The Idaho giant salamander (Dicamptodon aterrimus) is a species of salamander. There are three closely related species to this taxon: D. ensatus (California giant salamander), D. copei (Cope's giant salamander) and D. tenebrosus (coastal giant salamander, also known as the Pacific giant salamander.

==Description==

The Idaho giant salamander is the darkest and most intricately blotched of the giant salamanders. They vary between brown, purple, tan, grey, and a copperish color. Tiger salamanders and Idaho giant salamanders have superficial resemblance pertaining to size and shape, but the costal grooves and foot tubercles are significantly different between the two species. This salamander has a defining thick head and body and a fourth toe on the hind foot with only three segments. Adults are typically 20 cm (7.8 inches) in length but often vary between 7 and 11.75 inches long and may be observed around 13 inches at maximum length.

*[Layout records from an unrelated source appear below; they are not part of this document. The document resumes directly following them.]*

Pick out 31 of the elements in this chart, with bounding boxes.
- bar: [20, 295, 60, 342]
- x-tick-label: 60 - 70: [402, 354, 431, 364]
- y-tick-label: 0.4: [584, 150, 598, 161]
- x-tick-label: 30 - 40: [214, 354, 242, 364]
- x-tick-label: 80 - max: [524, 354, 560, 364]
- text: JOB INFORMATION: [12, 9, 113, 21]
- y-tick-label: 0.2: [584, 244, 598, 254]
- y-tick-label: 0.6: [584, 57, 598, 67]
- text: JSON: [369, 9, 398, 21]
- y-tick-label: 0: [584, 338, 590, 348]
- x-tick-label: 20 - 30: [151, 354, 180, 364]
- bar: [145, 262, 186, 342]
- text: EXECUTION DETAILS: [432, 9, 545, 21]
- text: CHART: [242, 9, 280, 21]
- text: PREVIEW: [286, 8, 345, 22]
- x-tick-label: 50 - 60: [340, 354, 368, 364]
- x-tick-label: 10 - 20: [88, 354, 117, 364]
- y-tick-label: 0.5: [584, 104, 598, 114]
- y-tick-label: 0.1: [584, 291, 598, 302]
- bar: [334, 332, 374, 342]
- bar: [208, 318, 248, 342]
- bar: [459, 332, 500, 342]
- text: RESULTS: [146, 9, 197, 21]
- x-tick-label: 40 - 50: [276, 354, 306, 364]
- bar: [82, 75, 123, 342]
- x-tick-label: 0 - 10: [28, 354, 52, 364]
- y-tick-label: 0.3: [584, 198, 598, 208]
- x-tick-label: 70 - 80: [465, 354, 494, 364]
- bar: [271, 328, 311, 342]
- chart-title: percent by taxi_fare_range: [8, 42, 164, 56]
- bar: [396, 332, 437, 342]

Small external gills adapted for small stream living can be found on their larvae. Their larvae are usually tan with yellow blotches over their dermis. They can undergo paedomorphosis, but the ratio of terrestrial adults to paedomorphic adults is unknown due to sampling biases (most studies on the salamander are conducted in streams, where terrestrial adults are unlikely to be found).

==Distribution==
This species of salamander is found in forested watersheds from lake Coeur d'Alene to the Salmon River, and in two locations in Montana around Mineral County.

==Behavior==
Larvae are predators but tend to sit and wait for their food to come to them. Usually they feed on small invertebrates and some small vertebrates. This can include tadpoles, fish, and other salamanders. Adults usually feed on terrestrial vertebrates and invertebrates. They will eat things as large as shrews, mice, and small snakes, along with other salamanders. They will eat anything that they can catch.

Fish, weasels, water shrews, and garter snakes are a few of their predators. To help defend against these predators they have a few strong defense mechanisms to help them survive. They use toxic secretion from their skin, warning postures, a "bark" vocalization, and they will bite. An Idaho giant salamander bite can easily break the skin of a human.